Use of pay- off matrix
This kind of decision making was borrowed from the game theory. In this kind of decisions the traders assume their competitors as a competitor in a game. His reaction leads to a reaction from his competitor. If a company fails to take up a market the competitor may take it to his advantage. In such a case the you have to anticipate what you will do that your competitor will not. The action you decide to partake should put you in a better position as compared to the reaction of your competitor.
One of the practical examples often used is the case of Boeing and Airbus companies. This issue was brought to attention by the offering of Subsidies by government to Boeing as compared to Airbus. The analysts indicated that by denying the Airbus the subsidies it actually put Boeing ahead in terms of competition. This was after Boeing launched it two big airplanes Boeing 757 and 767. This conception is experienced in their day to day operation.
For example if Airbus intends to launch a product that Boeing has already launched which means it has a prior advantage in market, it will have to consider to enter the market or stay out and earn zero profit. If Airbus enters the market, Boeing will have to weigh to accommodate Airbus without intervention of the market, or it may decide to wage a war price such as reduction of price or offering other components. The decision arrived may be based on analytical method such as backward induction among others
Panasonic is one of the largest /east companies that have been known to succeed with a lot of greatness. Its founder Matsuhita Konosuke, attributed that success to the power intuition. According to him he articulates his success to a Japanese belief I Ching. According to the believe ; having a lot of troubles make one’s will perfect and less difficulties ruins the being, when you reach a deadlock you have to look for options and change and the fact that its not the business man who should own the idea but there should be some natural principle or a social being behind it (Goussev 2008)
This man who did not attend any formal education is credited with the invention of second generation bicycle power batteries. He also made the first electric iron. He also devised and instituted his company dividing it into three departments for handling radios, lighting and batteries respectively. In the organization’s motivation policy known as ‘Matsuhita spirit’ the giant electronic company was formed. He also established a institute called PHP after the war.
He is accredited with great decisions such as expansion to America, his collaboration with Phillips company and the famous 1956 electric boom as a result of Panasonic’s five year expansion plan (Florida R, 2002). At his era there were few analytical methods known to entrepreneurs but he single handed managed to form the Giant Company. His company had branches in New York, Thai, Mauritius and his homeland Japan. His death in 1989 was greatly celebrated for having founded one of the greatest Electric companies.

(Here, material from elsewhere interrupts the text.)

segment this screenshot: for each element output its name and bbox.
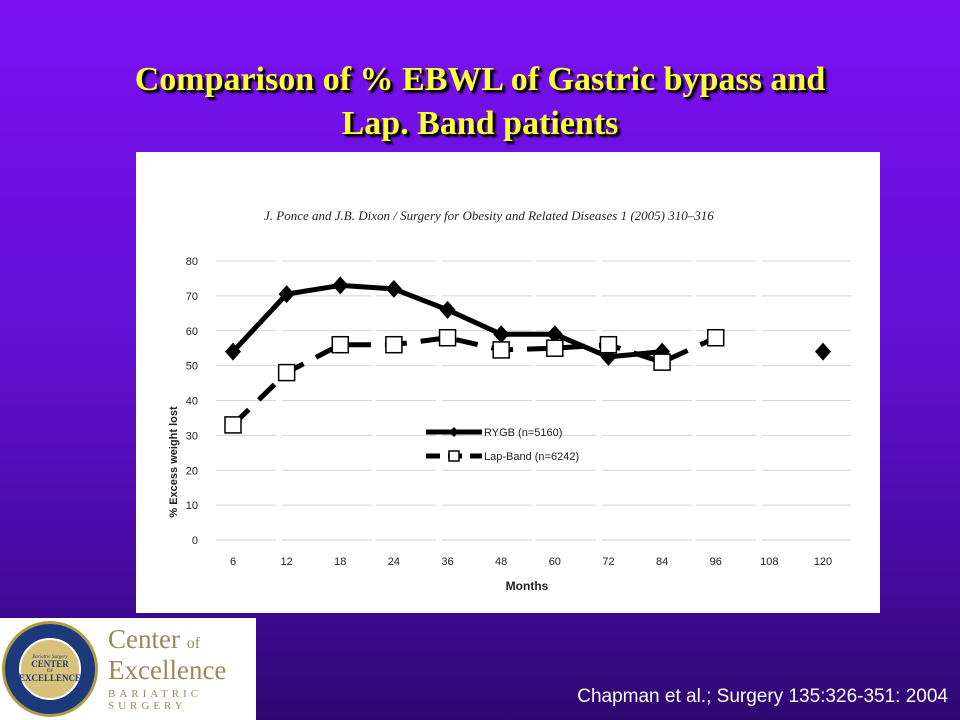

The management of any organization is faced opportunities and it ought to evaluate the various options at it disposal. The above discussed method will be very handy in solving such issues.
List of references
D’Aveni R A (2001). Strategic supremacy – how industry leaders create growth, wealth, and power through spheres of influence. New York. Free Press.
Eliezer S. Yudkowsky (2010) Twelve Virtues of Rationality. Web.
Florida R (2002) Rise of the creative class – and how it’s transforming work, leisure, community and everyday life. New York: Basic Books.
Goussev M, 2007. From Tao to Dow: Tapping into your inner wisdom and intuition in decision making with the ancient Chinese classic the book of changes. Web.
Haines, Stephen G (2000). Systems thinking approach to strategic planning and management. Boca Raton: St. Lucie Press.